If, however, we flocculate a suspension of negatively charged particles with a cationic electrolyte (aluminum chloride), the subsequent addition of a hydrocolloid may result in an incompatible product, as evidenced by the formation of an unsightly stringy mass that has little or no suspending action and itself settles rapidly. Under these circumstances, it becomes necessary to use a protective colloid to change the sign on the particle from negative to positive. is is achieved by the adsorption onto the particle surface of a fatty acid amine (which has been checked to ensure its nontoxicity) or a material such as gelatin, which is positively charged below its isoelectric point.
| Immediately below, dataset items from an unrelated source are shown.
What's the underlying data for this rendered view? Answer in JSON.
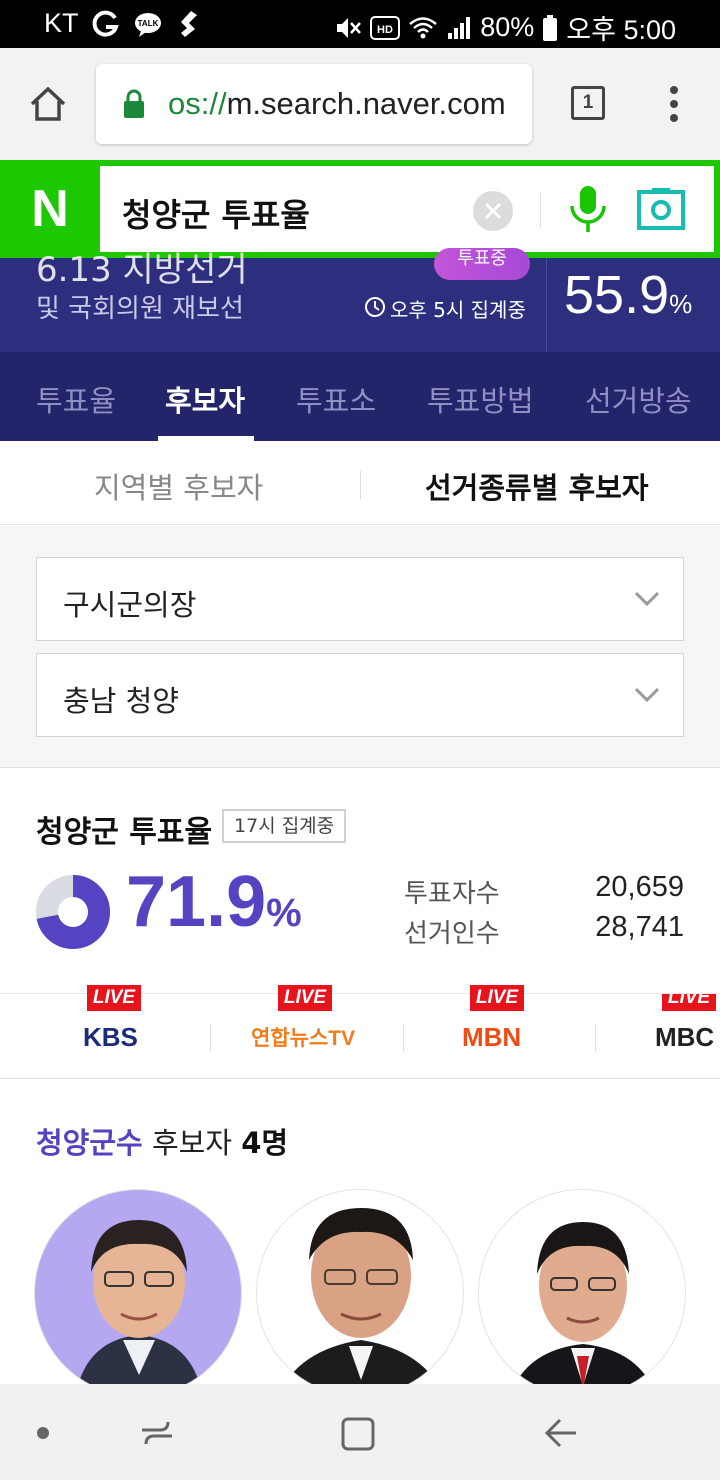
{
  "status_bar": {
    "carrier": "KT",
    "battery_percent": "80%",
    "time": "오후 5:00"
  },
  "browser": {
    "url_prefix": "os://",
    "url_host": "m.search.naver.com",
    "tab_count": "1"
  },
  "search": {
    "logo": "N",
    "query": "청양군 투표율"
  },
  "banner": {
    "title_partial": "6.13 지방선거",
    "subtitle": "및 국회의원 재보선",
    "badge": "투표중",
    "time_note": "오후 5시 집계중",
    "national_rate": "55.9",
    "percent_sign": "%"
  },
  "nav_tabs": [
    "투표율",
    "후보자",
    "투표소",
    "투표방법",
    "선거방송"
  ],
  "sub_tabs": [
    "지역별 후보자",
    "선거종류별 후보자"
  ],
  "selects": [
    "구시군의장",
    "충남 청양"
  ],
  "turnout": {
    "title": "청양군 투표율",
    "badge": "17시 집계중",
    "rate": "71.9",
    "rate_fraction": 0.719,
    "percent_sign": "%",
    "voters_label": "투표자수",
    "voters_value": "20,659",
    "electorate_label": "선거인수",
    "electorate_value": "28,741"
  },
  "broadcasts": {
    "live_label": "LIVE",
    "channels": [
      "KBS",
      "연합뉴스TV",
      "MBN",
      "MBC"
    ]
  },
  "candidates": {
    "heading_region": "청양군수",
    "heading_label": "후보자",
    "heading_count": "4명"
  },
  "colors": {
    "naver_green": "#1ec800",
    "banner_purple": "#2d2f7e",
    "tab_bg": "#24246a",
    "accent_purple": "#5444c2",
    "live_red": "#e8141c"
  }
}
We are then able to use an anionic electrolyte to produce flocs that are compatible with the negatively charged suspending agent.
Fig 1 – Steps involved in formulation of a stable suspension (taken from pharmaceutics 1 ppt download)
Multiple choice questions (MCQs)
1.____ explains the rate of settling of particles.
a)Stoke’s law
b)Fick’s law
c)Noyes Whitney equation
d)None of the above
2.____ solids are light in weight and possess good wetting properties
a)Soluble solids
b)Diffusible solids
c)Indiffusible solids
d)None of the above
3._____ solids sediment rapidly after shaking and do not remain uniformly distributed in continuous phase
a)Soluble solids
b)Diffusible solids
c)Indiffusible solids
d)None of the above
4.Which of the following is an indiffusible solid?
a)Light kaolin
b)Magnesium hydroxide
c)Bismuth carbonate
d)Phenacetin
5.Which of the following is a diffusible solid?
a)Calamine
b)Magnesium trisilicate
c)Aspirin
d)Zinc oxide
6.Deflocculated suspension
a)Dispersed phase aggregate
b)Form closed packed sediment
c)Turbid supernatant
d)All of the above
7.Flocculated suspension
a)Easy to redisperse
b)Form loosely packed sediment
c)Clear supernatant
d)All of the above
8.Wetting agents acts by
a)Reducing interfacial tension
b)Displace adsorbed air from surface of particle
c)Both a and b
d)None of the above
9.Which of the following wetting agent is used in suspensions?
- a)Tween
b)Spans
c)SLS
d)All of the above
10.Suspending agents
a)Increase viscosity of external phase
b)Prevent aggregation of particles
c)Both
d)None
11.Which of the following is used as suspending agent?
a)Acacia
b)Tragacanth
c)Clays
d)All of the above
12.Which of the following semisynthetic hydrocolloid is used as a suspending agent?
a)Acacia
b)Tragacanth
c)Sodium carboxy methyl cellulose
d)Clays
13.Which of the following synthetic hydrocolloid is used as a suspending agent?
a)Carbopol
b)Sodium carboxy methyl cellulose
c)Acacia
d)Methyl cellulose
14.Which of the following describes interparticulate interactions?
a)Stoke’s law
b)DLVO theory
c)Fick’s law
d)None of the above
15.Which of the following explains downward movement of particles under gravity?
a)Stoke’s law
b)DLVO theory
c)Fick’s law
d)None of the above
Solutions:
- a)Stoke’s law
- b)Diffusible solids
- c)Indiffusible solids
- d) Phenacetin
- b)Magnesium trisilicate
- d)All of the above
- d)All of the above
- c) Both a and b
- d)All of the above
- c)Both
- d)All of the above
- c)Sodium carboxy methyl cellulose
- a)Carbopol
- b)DLVO theory
- a)Stoke’s law
References:
1. GAURAV KUMAR JAIN – THEORY & PRACTICE OF PHYSICAL PHARMACY, 1st edition 2012 Elsevier, page no. 210- 218.
2. Martins Physical Pharmacy, 6th edition 2011, page no. 753-757.